Касьян с дедушкой Селиваном, напоив лошадей, тронулись в объезд на жиденькую жердяную гатку.

Дорога потянулась на долгий пологий волок, сливавшийся где-то впереди с дрожливым маревом. По обе стороны топлёным розоватым молоком пенилась на ветру зацветшая гречиха, и все оживились, войдя в неё, пахуче-пряную, гудевшую пчелой, неожиданно сменившую однообразие хлебов. За гречихой начались подсолнухи, уже вымахавшие в человеческий рост и местами тоже зацветшие, и было светло и как-то празднично идти среди этих ярких золотых цветов, терпко пахнувших лубом, повёрнутых, как один, к полуденному солнцу. И вообще, отдохнув и малость пообвыкнув в строевом ходу, шли легко, без изначального скованного напряжения, уже не вздрагивая от окрика лейтенанта, который в низко насунутой фуражке, подстёгнутой под подбородком ремешком от встречного ветра, ещё недавно казался в своём седле чем-то вроде ниспосланного рока, глухого ко всему и неумолимого в своей власти. Теперь все знали, что зовут его Сашкой, что, как и у всех у них, есть и у него где-то мать, что сам он, в сущности, неплохой компанейский малый и что в его полевой сумке вместе со списками новобранцев лежит пара Лёхиных пирожков с капустой, которые уговорили взять на тот случай, если захочется пожевать в седле. Помнилось и о том, что под его гимнастёркой на левой лопатке сизым рубцом запеклась не очень давнишняя пулевая рана, и в строю поговаривали, что не худо бы с ним, уже понюхавшим пороху, идти не до одного только призывного, а и дальше. Чтобы так вот всех, как есть, не разлучая, определили б в одну часть, а он остался бы при них командиром. И когда лейтенант время от времени поворачивался в седле, опершись рукой о круп лошади, оглядывал колонну и зычно, со звонцой кричал «подтяни-и-ись!», все уже понимали, что покрикивал он не от какой-то машинной заведённости и недоброй воли, а оттого, что, стало быть, кто-то там и на самом деле замешкался и поотстал, закуривая или отбежав до ветру.

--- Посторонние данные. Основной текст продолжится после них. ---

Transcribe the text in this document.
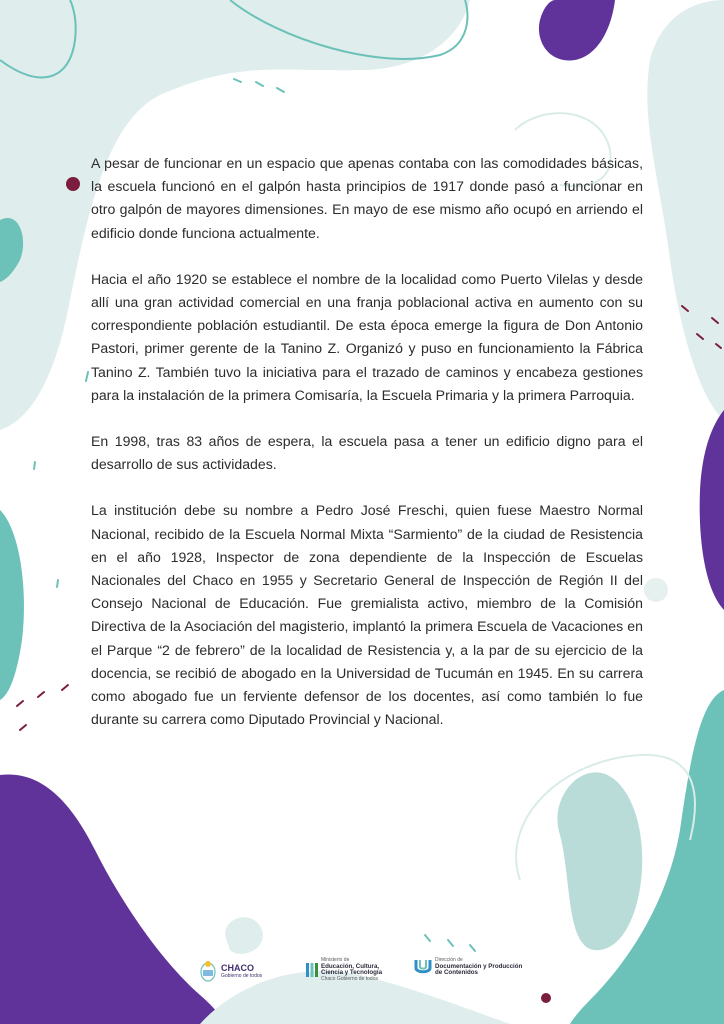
A pesar de funcionar en un espacio que apenas contaba con las comodidades básicas, la escuela funcionó en el galpón hasta principios de 1917 donde pasó a funcionar en otro galpón de mayores dimensiones. En mayo de ese mismo año ocupó en arriendo el edificio donde funciona actualmente.

Hacia el año 1920 se establece el nombre de la localidad como Puerto Vilelas y desde allí una gran actividad comercial en una franja poblacional activa en aumento con su correspondiente población estudiantil. De esta época emerge la figura de Don Antonio Pastori, primer gerente de la Tanino Z. Organizó y puso en funcionamiento la Fábrica Tanino Z. También tuvo la iniciativa para el trazado de caminos y encabeza gestiones para la instalación de la primera Comisaría, la Escuela Primaria y la primera Parroquia.

En 1998, tras 83 años de espera, la escuela pasa a tener un edificio digno para el desarrollo de sus actividades.

La institución debe su nombre a Pedro José Freschi, quien fuese Maestro Normal Nacional, recibido de la Escuela Normal Mixta “Sarmiento” de la ciudad de Resistencia en el año 1928, Inspector de zona dependiente de la Inspección de Escuelas Nacionales del Chaco en 1955 y Secretario General de Inspección de Región II del Consejo Nacional de Educación. Fue gremialista activo, miembro de la Comisión Directiva de la Asociación del magisterio, implantó la primera Escuela de Vacaciones en el Parque “2 de febrero” de la localidad de Resistencia y, a la par de su ejercicio de la docencia, se recibió de abogado en la Universidad de Tucumán en 1945. En su carrera como abogado fue un ferviente defensor de los docentes, así como también lo fue durante su carrera como Diputado Provincial y Nacional.

CHACO
Gobierno de todos
Ministerio de
Educación, Cultura,
Ciencia y Tecnología
Chaco Gobierno de todos
Dirección de
Documentación y Producción
de Contenidos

И лишь однажды, когда взошли на самый гребешок и дальше дорога должна была покатиться долу, лейтенант рассерчал не на шутку, потому что строй вдруг без всякой причины сбился с шагу, затопал разноногим гуртом, мужики, притушая ход, заоглядывались, и по колонне прошёлся какой-то возбуждённый ропот. Ехавший позади отряда Касьян, заговорившись с дедушкой Селиваном, едва не врезался дышлом в последние ряды.

— На-аправляющий! — гаркнул лейтенант. — Сты-ой!

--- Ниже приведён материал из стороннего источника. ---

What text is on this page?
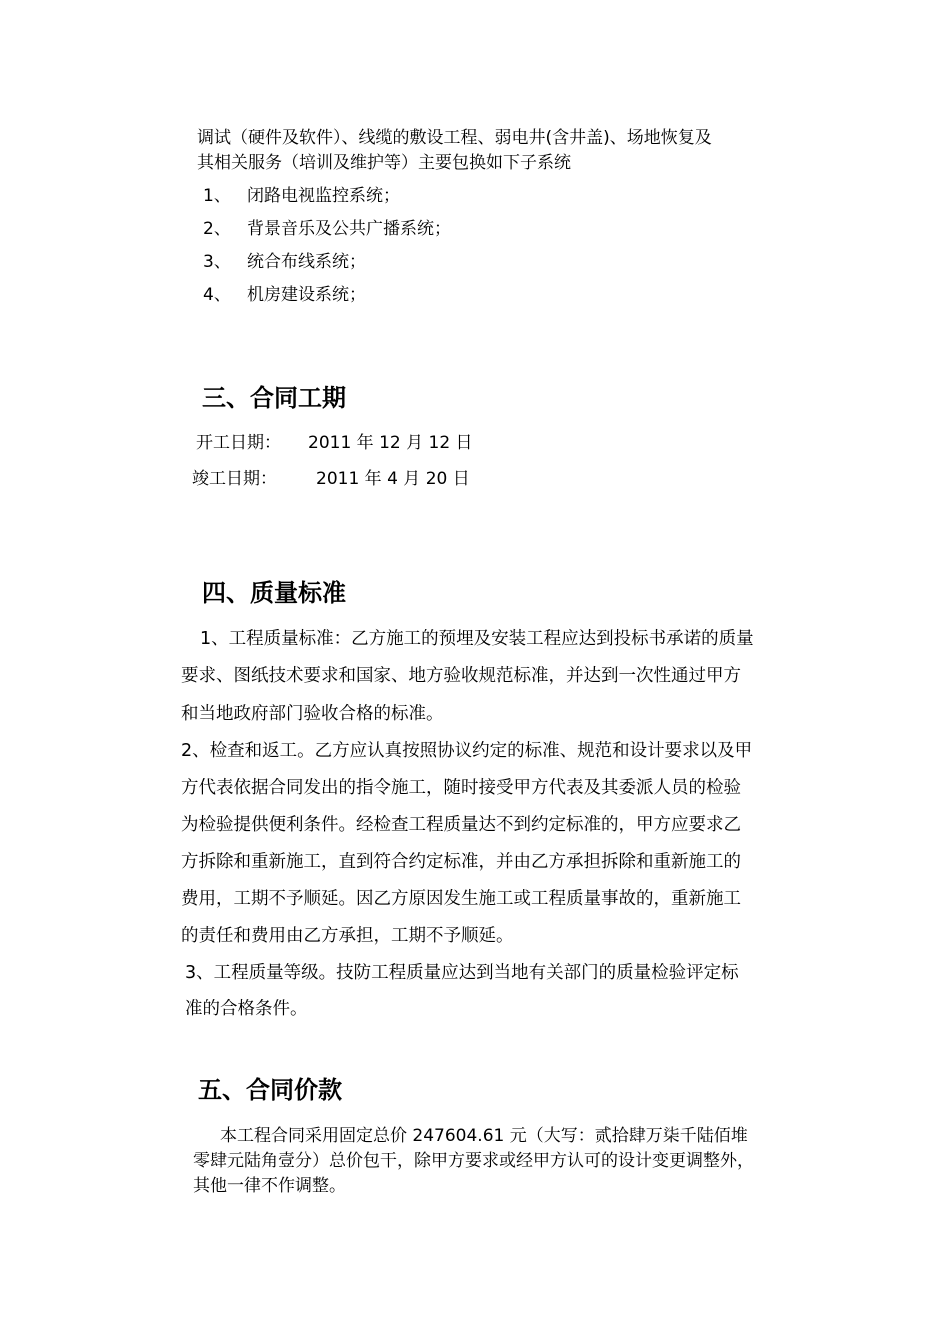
调试（硬件及软件）、线缆的敷设工程、弱电井(含井盖)、场地恢复及
其相关服务（培训及维护等）主要包换如下子系统
1、 闭路电视监控系统；
2、 背景音乐及公共广播系统；
3、 统合布线系统；
4、 机房建设系统；
三、合同工期
开工日期： 2011 年 12 月 12 日
竣工日期： 2011 年 4 月 20 日
四、质量标准
1、工程质量标准：乙方施工的预埋及安装工程应达到投标书承诺的质量
要求、图纸技术要求和国家、地方验收规范标准，并达到一次性通过甲方
和当地政府部门验收合格的标准。
2、检查和返工。乙方应认真按照协议约定的标准、规范和设计要求以及甲
方代表依据合同发出的指令施工，随时接受甲方代表及其委派人员的检验
为检验提供便利条件。经检查工程质量达不到约定标准的，甲方应要求乙
方拆除和重新施工，直到符合约定标准，并由乙方承担拆除和重新施工的
费用，工期不予顺延。因乙方原因发生施工或工程质量事故的，重新施工
的责任和费用由乙方承担，工期不予顺延。
3、工程质量等级。技防工程质量应达到当地有关部门的质量检验评定标
准的合格条件。
五、合同价款
本工程合同采用固定总价 247604.61 元（大写：贰拾肆万柒千陆佰堆
零肆元陆角壹分）总价包干，除甲方要求或经甲方认可的设计变更调整外，
其他一律不作调整。
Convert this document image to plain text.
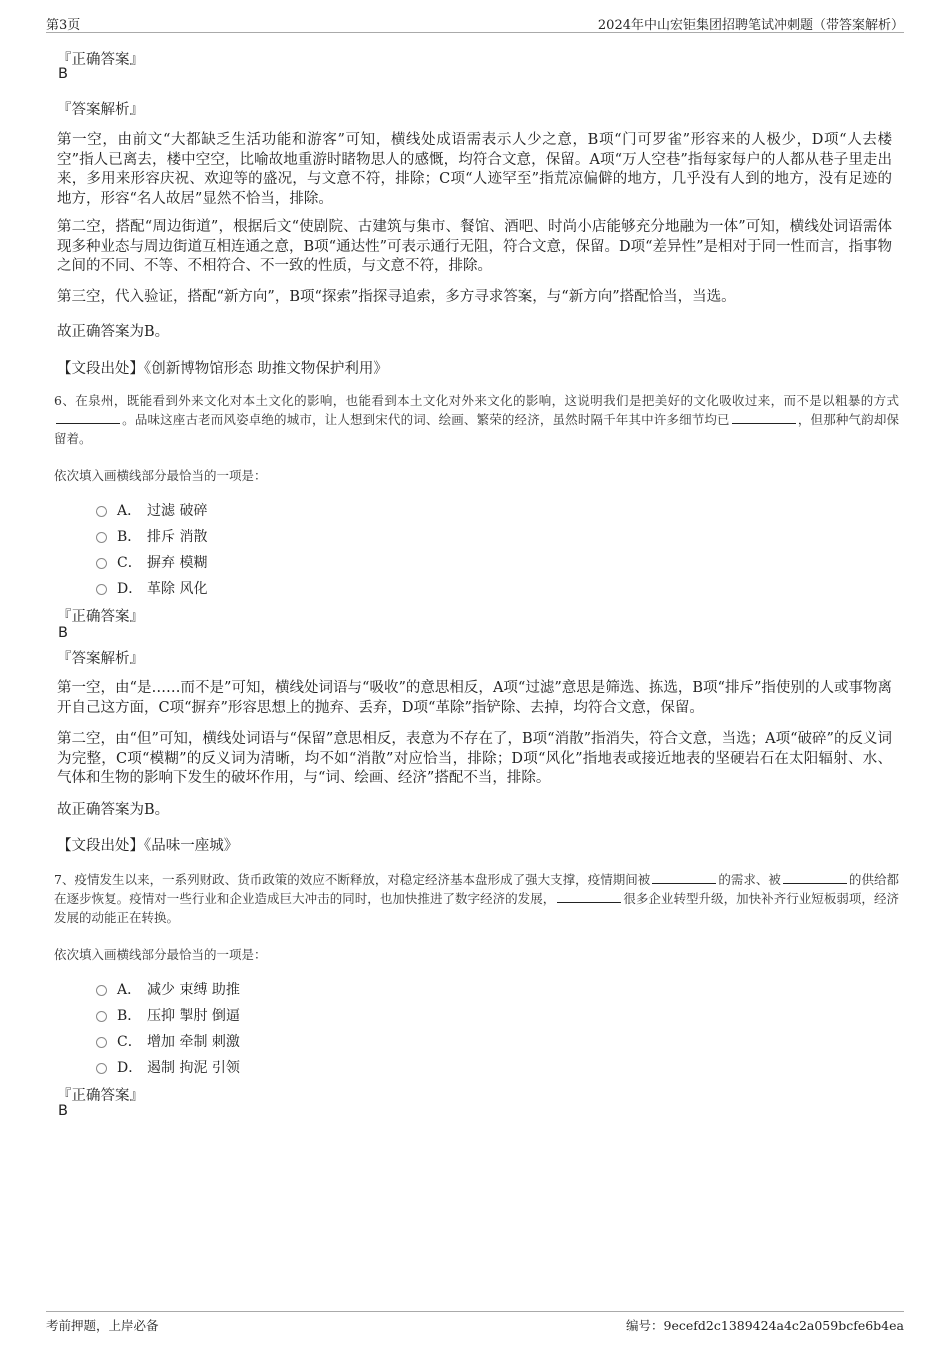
第3页	2024年中山宏钜集团招聘笔试冲刺题（带答案解析）
『正确答案』
B
『答案解析』
第一空，由前文“大都缺乏生活功能和游客”可知，横线处成语需表示人少之意，B项“门可罗雀”形容来的人极少，D项“人去楼空”指人已离去，楼中空空，比喻故地重游时睹物思人的感慨，均符合文意，保留。A项“万人空巷”指每家每户的人都从巷子里走出来，多用来形容庆祝、欢迎等的盛况，与文意不符，排除；C项“人迹罕至”指荒凉偏僻的地方，几乎没有人到的地方，没有足迹的地方，形容“名人故居”显然不恰当，排除。
第二空，搭配“周边街道”，根据后文“使剧院、古建筑与集市、餐馆、酒吧、时尚小店能够充分地融为一体”可知，横线处词语需体现多种业态与周边街道互相连通之意，B项“通达性”可表示通行无阻，符合文意，保留。D项“差异性”是相对于同一性而言，指事物之间的不同、不等、不相符合、不一致的性质，与文意不符，排除。
第三空，代入验证，搭配“新方向”，B项“探索”指探寻追索，多方寻求答案，与“新方向”搭配恰当，当选。
故正确答案为B。
【文段出处】《创新博物馆形态 助推文物保护利用》
6、在泉州，既能看到外来文化对本土文化的影响，也能看到本土文化对外来文化的影响，这说明我们是把美好的文化吸收过来，而不是以粗暴的方式。品味这座古老而风姿卓绝的城市，让人想到宋代的词、绘画、繁荣的经济，虽然时隔千年其中许多细节均已	，但那种气韵却保留着。
依次填入画横线部分最恰当的一项是：
A． 过滤 破碎
B． 排斥 消散
C． 摒弃 模糊
D． 革除 风化
『正确答案』
B
『答案解析』
第一空，由“是……而不是”可知，横线处词语与“吸收”的意思相反，A项“过滤”意思是筛选、拣选，B项“排斥”指使别的人或事物离开自己这方面，C项“摒弃”形容思想上的抛弃、丢弃，D项“革除”指铲除、去掉，均符合文意，保留。
第二空，由“但”可知，横线处词语与“保留”意思相反，表意为不存在了，B项“消散”指消失，符合文意，当选；A项“破碎”的反义词为完整，C项“模糊”的反义词为清晰，均不如“消散”对应恰当，排除；D项“风化”指地表或接近地表的坚硬岩石在太阳辐射、水、气体和生物的影响下发生的破坏作用，与“词、绘画、经济”搭配不当，排除。
故正确答案为B。
【文段出处】《品味一座城》
7、疫情发生以来，一系列财政、货币政策的效应不断释放，对稳定经济基本盘形成了强大支撑，疫情期间被	的需求、被	的供给都在逐步恢复。疫情对一些行业和企业造成巨大冲击的同时，也加快推进了数字经济的发展，	很多企业转型升级，加快补齐行业短板弱项，经济发展的动能正在转换。
依次填入画横线部分最恰当的一项是：
A． 减少 束缚 助推
B． 压抑 掣肘 倒逼
C． 增加 牵制 刺激
D． 遏制 拘泥 引领
『正确答案』
B
考前押题，上岸必备	编号：9ecefd2c1389424a4c2a059bcfe6b4ea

Колонна приостановилась, и командир, упрятав глаза под посверкивающий козырёк, поворотил коня в хвост отряда.

— В чём дело? Что за базар?

Мужики виновато отмалчивались.

Лейтенант обогнул колонну и, подвернув к повозкам, как бы пожаловался дедушке Селивану:

— Ведь только что отдохнули, покурили, чёрт возьми! Ещё и трёх вёрст не прошли.

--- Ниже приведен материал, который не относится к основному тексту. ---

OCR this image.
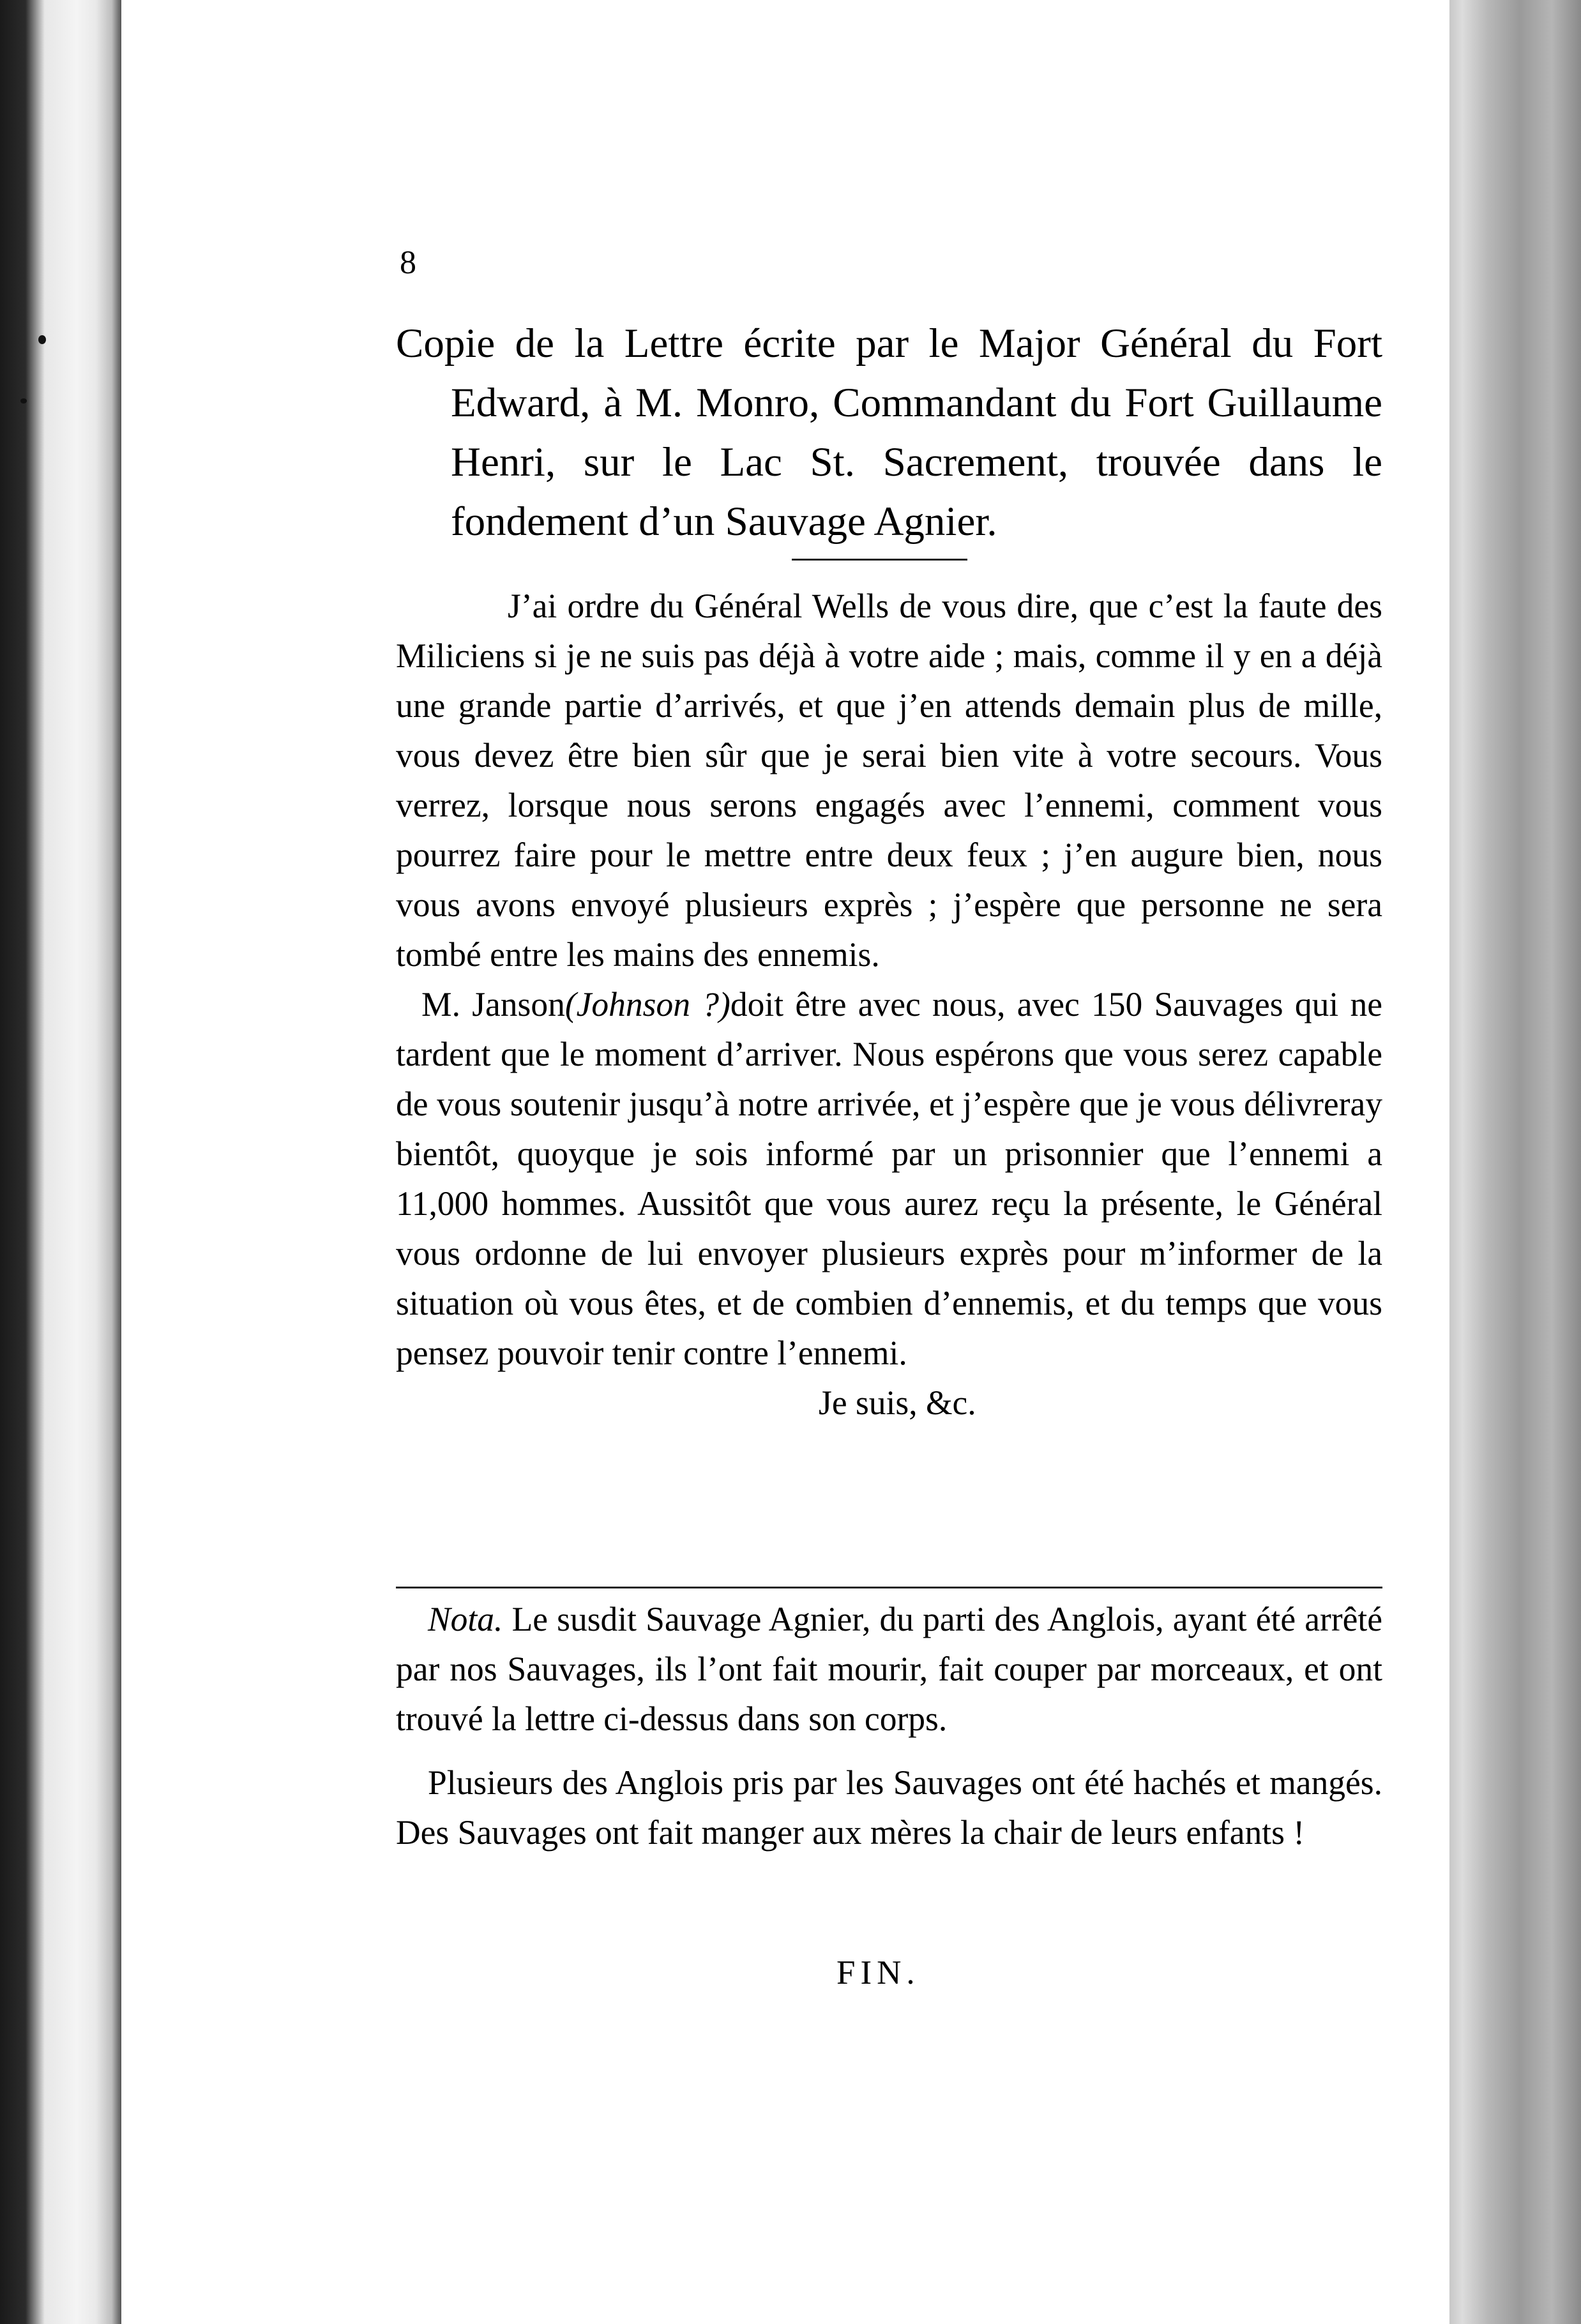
8
Copie de la Lettre écrite par le Major Général du Fort Edward, à M. Monro, Commandant du Fort Guillaume Henri, sur le Lac St. Sacrement, trouvée dans le fondement d’un Sauvage Agnier.

J’ai ordre du Général Wells de vous dire, que c’est la faute des Miliciens si je ne suis pas déjà à votre aide ; mais, comme il y en a déjà une grande partie d’arrivés, et que j’en attends demain plus de mille, vous devez être bien sûr que je serai bien vite à votre secours. Vous verrez, lorsque nous serons engagés avec l’ennemi, comment vous pourrez faire pour le mettre entre deux feux ; j’en augure bien, nous vous avons envoyé plusieurs exprès ; j’espère que personne ne sera tombé entre les mains des ennemis.

M. Janson(Johnson ?)doit être avec nous, avec 150 Sauvages qui ne tardent que le moment d’arriver. Nous espérons que vous serez capable de vous soutenir jusqu’à notre arrivée, et j’espère que je vous délivreray bientôt, quoyque je sois informé par un prisonnier que l’ennemi a 11,000 hommes. Aussitôt que vous aurez reçu la présente, le Général vous ordonne de lui envoyer plusieurs exprès pour m’informer de la situation où vous êtes, et de combien d’ennemis, et du temps que vous pensez pouvoir tenir contre l’ennemi.

Je suis, &c.

Nota. Le susdit Sauvage Agnier, du parti des Anglois, ayant été arrêté par nos Sauvages, ils l’ont fait mourir, fait couper par morceaux, et ont trouvé la lettre ci-dessus dans son corps.

Plusieurs des Anglois pris par les Sauvages ont été hachés et mangés. Des Sauvages ont fait manger aux mères la chair de leurs enfants !

FIN.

— Дак вона, командир, причина-то! — Дедушко Селиван ткнул кнутовищем в обратную, уже пройденную, сторону. — Туда гляди!

С увала, с самой его маковки, там, позади, за ещё таким же увалом, бегуче испятнанным неспокойными хлебами, виднелась узкая, уже засинённая далью полоска усвятского посада, даже не сами избы, а только зелёная призрачность дерев, а справа, в отдалении, на фоне вымлевшего неба воздетым перстом белела, дрожала за марью затерянная в полях колоколенка. А ещё была видна остомельская урема и дальний заречный лес, синевший как сон, за которым ещё что-то брезжилось, какая-то твердь.

Глянул туда и Касьян и враз пристыл к телеге, охолодал защемившей душой от видения и не мог оторваться, хотя, как ни силился, как ни понуждал глаза, не разглядел ни своего двора, ни даже примерного места, где должно ему быть. Но всё равно — вот оно, как ни бежали, как ни ехали. Ещё и ветер, что относил в ту сторону взволнованные дымки цигарок, долетал туда за каких-нибудь три счёта и вот уже кудрявил надворные вётлы, курил золой, высыпанной под откос из ещё не остывших печей, трепал ребячьи волосёнки и бабьи платки, что ещё небось маячили кучками на осиротевших улицах…

— Чего ж не сказали? — глухо проговорил у телеги лейтенант, поглядывая на повернувшихся мужиков. — Разве я не понимаю…

— А что они тебе скажут? — Дедушко Селиван поддел кнутовищем под козырёк, поправил картуз. — Вот сичас зайдут за бугор — и весь сказ… А там уж пойдут без оглядки. Холмы да горки, холмы да горки…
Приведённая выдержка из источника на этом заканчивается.